Meu amigo estava presente no conturbado Festival de Brasília e foi
um dos inconformados com a premiação. Por ter um grande conhecimento
em fotografia, achou unm ultraje Santo Forte ter ganho melhor filme. Para
ele, o documentário não era um filme, e sim "um vídeo
ruim filmado". Obviamente, aqui se abre uma polêmica.
Os defensores do famigerado Dogma 95 defendem a utilização
do vídeo no cinema. Porém, nos filmes de Lars Von Trier e
sua patota, o vídeo é utilizado para uma busca estética
provocadora; para se aproximar do documentário mesmo sendo uma ficção
(o que os torna mais interessantes), tudo numa urgência em fazer cinema
rápido, barato e contra as regras comerciais. Este não é
o caso de Santo Forte. Por que o filme ou o vídeo
de Coutinho passou no cinema e não num especial numa TV a cabo? Qual
a razão de sua existência cinematográfica? Vi uma vez
um vídeo de Coutinho sobre um depósito de lixo, Boca de
Lixo, que é melhor que Santo Forte.
Outro protesto de meu amigo foi contra a premiação do documentário
em melhor montagem e melhor roteiro. A este segundo prêmio, a discordância
é válida. "É um documentário! Tudo dependendo
do acaso, do que a pessoa irá declarar! Como pode ter melhor roteiro?",
disse. Quanto à montagem, embora eu admita que existam no filme achados
poéticos, pode-se relativizar o prêmio se lembrarmos qu Santo
Forte provavelmente foi todo editado em vídeo e depois kinescopado.

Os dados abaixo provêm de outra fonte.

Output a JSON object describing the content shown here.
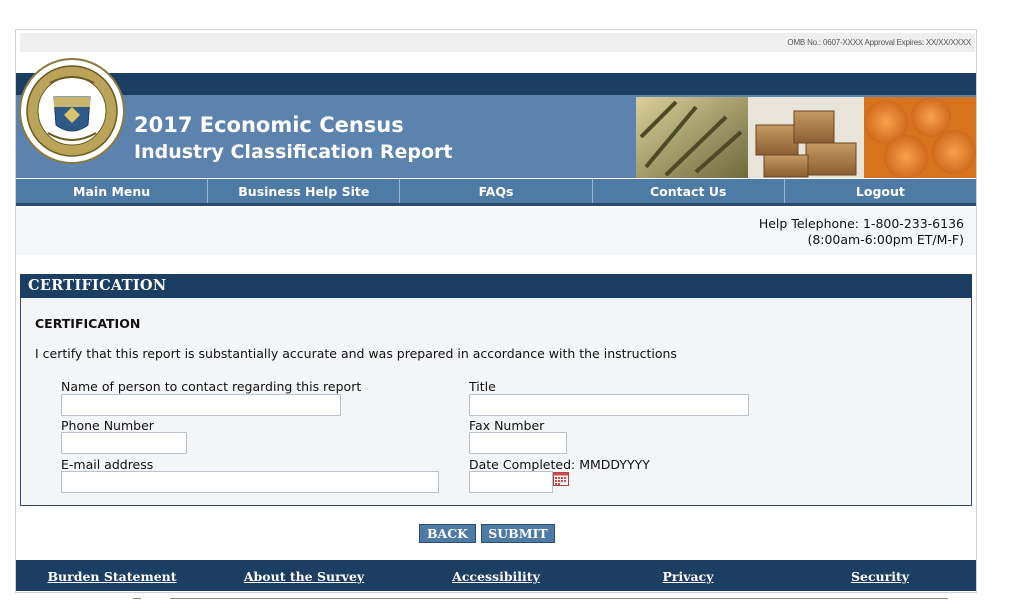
{
  "omb": {
    "text": "OMB No.: 0607-XXXX  Approval Expires: XX/XX/XXXX"
  },
  "header": {
    "title_line1": "2017 Economic Census",
    "title_line2": "Industry Classification Report",
    "seal_text_top": "U.S. DEPARTMENT OF COMMERCE",
    "seal_text_bottom": "BUREAU OF THE CENSUS"
  },
  "nav": {
    "items": [
      {
        "label": "Main Menu"
      },
      {
        "label": "Business Help Site"
      },
      {
        "label": "FAQs"
      },
      {
        "label": "Contact Us"
      },
      {
        "label": "Logout"
      }
    ]
  },
  "help": {
    "telephone": "Help Telephone: 1-800-233-6136",
    "hours": "(8:00am-6:00pm ET/M-F)"
  },
  "certification": {
    "header": "CERTIFICATION",
    "subheader": "CERTIFICATION",
    "statement": "I certify that this report is substantially accurate and was prepared in accordance with the instructions",
    "fields": {
      "contact_name": {
        "label": "Name of person to contact regarding this report",
        "value": ""
      },
      "title": {
        "label": "Title",
        "value": ""
      },
      "phone": {
        "label": "Phone Number",
        "value": ""
      },
      "fax": {
        "label": "Fax Number",
        "value": ""
      },
      "email": {
        "label": "E-mail address",
        "value": ""
      },
      "date_completed": {
        "label": "Date Completed: MMDDYYYY",
        "value": ""
      }
    }
  },
  "buttons": {
    "back": "BACK",
    "submit": "SUBMIT"
  },
  "footer": {
    "links": [
      {
        "label": "Burden Statement"
      },
      {
        "label": "About the Survey"
      },
      {
        "label": "Accessibility"
      },
      {
        "label": "Privacy"
      },
      {
        "label": "Security"
      }
    ]
  },
  "colors": {
    "banner_dark": "#1d3e63",
    "banner_mid": "#5b83ad",
    "nav_bg": "#4e7aa6",
    "section_bg": "#f3f5f7"
  }
}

Portanto, não houve montagem cinematográfica e sim edição.
Boa edição? Ele não achou.
Mas não há nada que salve em Santo Forte? "Na
verdade, os depoimentos é que são emocionantes", meu
amigo respondeu. E ele está certo. O filme é muito dependente
das experiências narradas, o que relativiza bastante os méritos
do cineasta. Enquanto este ganhou prêmios, os entrevistados ganharam
R$30. Quem j;á fez um fimle ou vídeo lidando diretamente com
o povo como eu já fiz sabe que é relativamente
fácil extrair, no mínimo, depoimentos bastante autênticos
e sinceros. Outro aspecto que me fez falta: ver um ritual de umabnda ou
alguém recebendo santo. Filmes de ficção como O
Amuleto de Ogum e até Orfeu do Carnaval foram mais completos
nesse sentido.
Por fim, meu amigo sentenciou: "Trata-se de um filme paternalista,
onde o diretor, que entende nada do assunto, passa a mão na cabeça
do povo". O polemista me garantiu que estava certo, tendo por base
sua visão: "Eu, como estrangeiro, sinto isto." Com esta
crítica eu não concordei. Para mim, muito piores são
as Reginas Casés e Pedro Luíses da vida. Mas, diante de tal
argumento, calei-me. E o objetivo desse texto, por incrível que pareça,
não foi detnoar Santo Forte. Foi pôr em cheque algumas
questões, como o uso do vídeo, as premiações
no Brasil e o próprio documentário em si. Expus as razões
do meu amigo. Cabe a cada um agora refletir.